Geographic rating has posed a challenge to actuaries. The complex patterns of geography don’t fit neatly into the tabular formats that actuaries use for pricing analysis. Back in the late 20th century, some of the world’s leading actuaries developed special smoothing techniques, such as “Geographic Premium Rating By Whittaker Spatial Smoothing.”
These spatial smoothing techniques were run as secondary analyses, smoothing the model errors from the main pricing models (which were based upon generalized linear models) across adjacent postcodes. Postcodes were organized into contiguous groups called “rating districts.” Then we would add the rating district into the main models as an extra rating factor, and refit the generalized linear model (GLM).
This spatial smoothing approach wowed me when I first saw it. Back then computing power was limited, and I had to manually code custom software in C++ to do the spatial smoothing. I read and reread the research papers, trying to engineer a practical approach that would work on my PC without overloading it. In the end, I hacked together a solution, but it took a long time to calculate the answers, and it felt clumsy because the geographic rating was a separate step to the other rating factors, and because it treated geography as an after-effect rather than a primary risk driver.

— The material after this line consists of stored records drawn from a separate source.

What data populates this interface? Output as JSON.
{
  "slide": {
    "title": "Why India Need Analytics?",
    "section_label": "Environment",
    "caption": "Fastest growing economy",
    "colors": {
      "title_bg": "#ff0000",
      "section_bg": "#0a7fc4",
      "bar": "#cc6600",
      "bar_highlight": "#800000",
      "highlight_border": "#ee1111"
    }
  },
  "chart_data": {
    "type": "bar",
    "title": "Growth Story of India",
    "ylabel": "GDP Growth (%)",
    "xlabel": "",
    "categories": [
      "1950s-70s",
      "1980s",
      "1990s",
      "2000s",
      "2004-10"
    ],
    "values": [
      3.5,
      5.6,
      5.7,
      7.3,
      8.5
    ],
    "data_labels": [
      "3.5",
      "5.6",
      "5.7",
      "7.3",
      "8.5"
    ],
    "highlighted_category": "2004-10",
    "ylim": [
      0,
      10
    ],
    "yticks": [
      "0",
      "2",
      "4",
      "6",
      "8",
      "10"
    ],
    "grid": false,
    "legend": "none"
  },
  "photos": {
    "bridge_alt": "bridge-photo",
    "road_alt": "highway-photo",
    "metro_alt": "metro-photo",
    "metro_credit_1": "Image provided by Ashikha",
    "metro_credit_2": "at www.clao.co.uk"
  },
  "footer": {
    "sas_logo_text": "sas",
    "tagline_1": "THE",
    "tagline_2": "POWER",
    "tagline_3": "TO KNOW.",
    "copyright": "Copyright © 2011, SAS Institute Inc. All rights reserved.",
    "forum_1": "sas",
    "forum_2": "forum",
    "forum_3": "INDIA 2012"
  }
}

Other actuaries took a different approach. They added external data, collected by marketing agencies or government census surveys. Each insurance policy belonged to a statistical data collection region, and each statistical region had its own demographic characteristics, such as age profiles and household incomes. Actuaries used these characteristics as proxies for the insurance risk relativities. This data format was a more comfortable fit with the GLM model techniques that actuaries used. But it treated all risks the same within a postcode. And some postcodes are large, containing very different risk profiles within them. In particular, I was uncomfortable with models that treated buildings in large regional cities the same as remote farms located in the same postcode.
Fast forward to current times. Now I can run models on powerful computers and I have access to complex machine learning models that can capture the complexity of rating factors. I don’t have to model geographic effects separately to other rating factors.
The map above shows the geographic rating relativities from an auto/motor pricing model that I built on demo data combining latitude/longitude with census data, and all the other usual rating factors. Even though my demo data contains only 50,000 insured vehicles, DataRobot faithfully reproduced the geographic relativities.
Unlike 20 years ago I could build a complete insurance pricing model with just one click of a button. DataRobot makes this easy for me, building dozens of different algorithms and finding the best one for my data. If only Sydney’s traffic jams were as easy to overcome as mapping its insurance risks!